Prognostic factors in management strategies of ACL ruptures
The topic of ACL injury management has amassed a lot of research interest over the last number of years. Unfortunately, due to the complexity of ACL injury and the concomitant pathologies associated, progress in determining guidelines in management continues to fall short of best practice. The current study aimed to identify prognostic factors over 5-year outcomes, best suited to aid the decision making process for the management of acute ACL ruptures.
The presence of unsatisfactory outcomes in rehabilitation is inevitable with all injuries. Determining what influences these outcomes was the approach the authors used to better understand rehabilitation and potentially lead to more optimal recovery. Therefore, the current study attempted to determine prognostic factors for recovery among 3 groups of management; early ACL reconstruction with exercise therapy, exercise therapy with delayed ACL reconstruction and exercise therapy alone.
Correlations were investigated between injury-related (meniscal, osteochondral, cartilage damage) and patient-related (pain, QoL, functional reports) prognostic variables and compared among different treatment group outcomes.

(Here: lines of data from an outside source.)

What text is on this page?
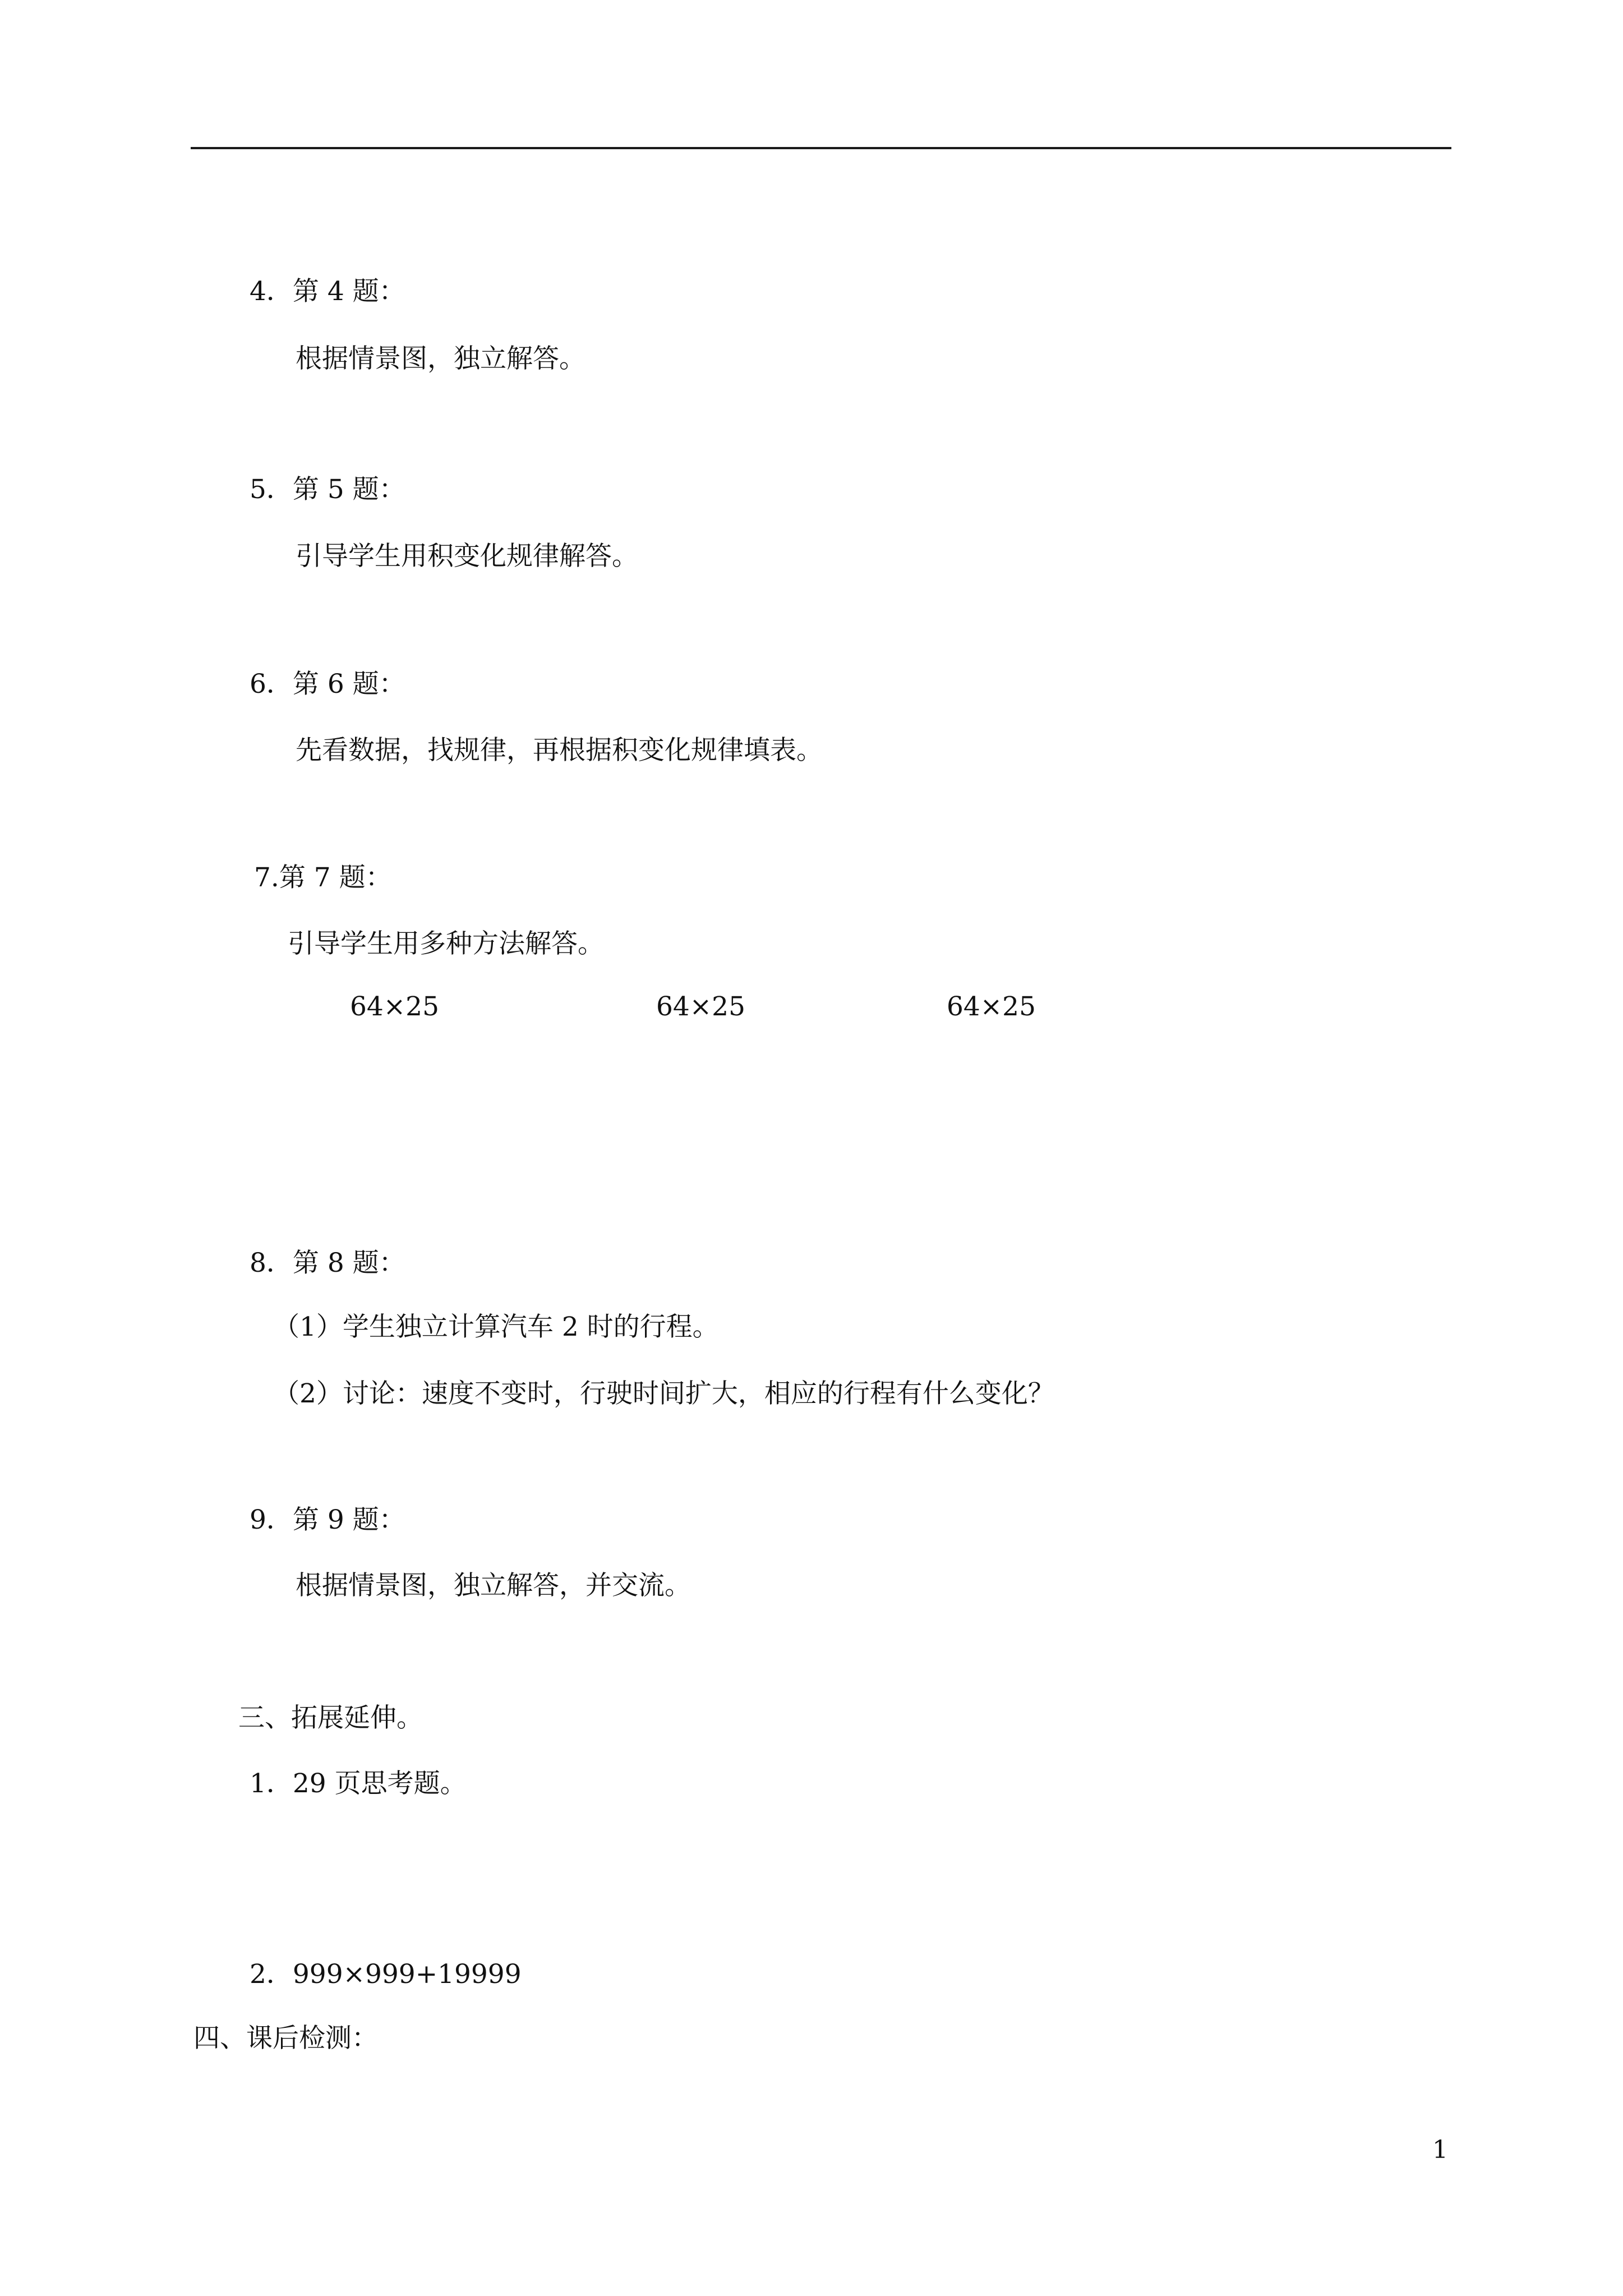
4．第 4 题：
根据情景图，独立解答。
5．第 5 题：
引导学生用积变化规律解答。
6．第 6 题：
先看数据，找规律，再根据积变化规律填表。
7.第 7 题：
引导学生用多种方法解答。
64×25	64×25	64×25
8．第 8 题：
（1）学生独立计算汽车 2 时的行程。
（2）讨论：速度不变时，行驶时间扩大，相应的行程有什么变化？
9．第 9 题：
根据情景图，独立解答，并交流。
三、拓展延伸。
1．29 页思考题。
2．999×999+19999
四、课后检测：
1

The authors concluded that evidence was found in support of a positive shift in prognosis with delayed reconstruction or exercise therapy alone when considering factors for recovery over a 5-year outcome. Furthermore, those patients reporting elevated pain and disability outcomes may benefit from exercise therapy before consideration of ACL reconstruction. Despite these positive results, due to flaws in study design, the authors suggest further research is needed before application in a clinical setting is considered.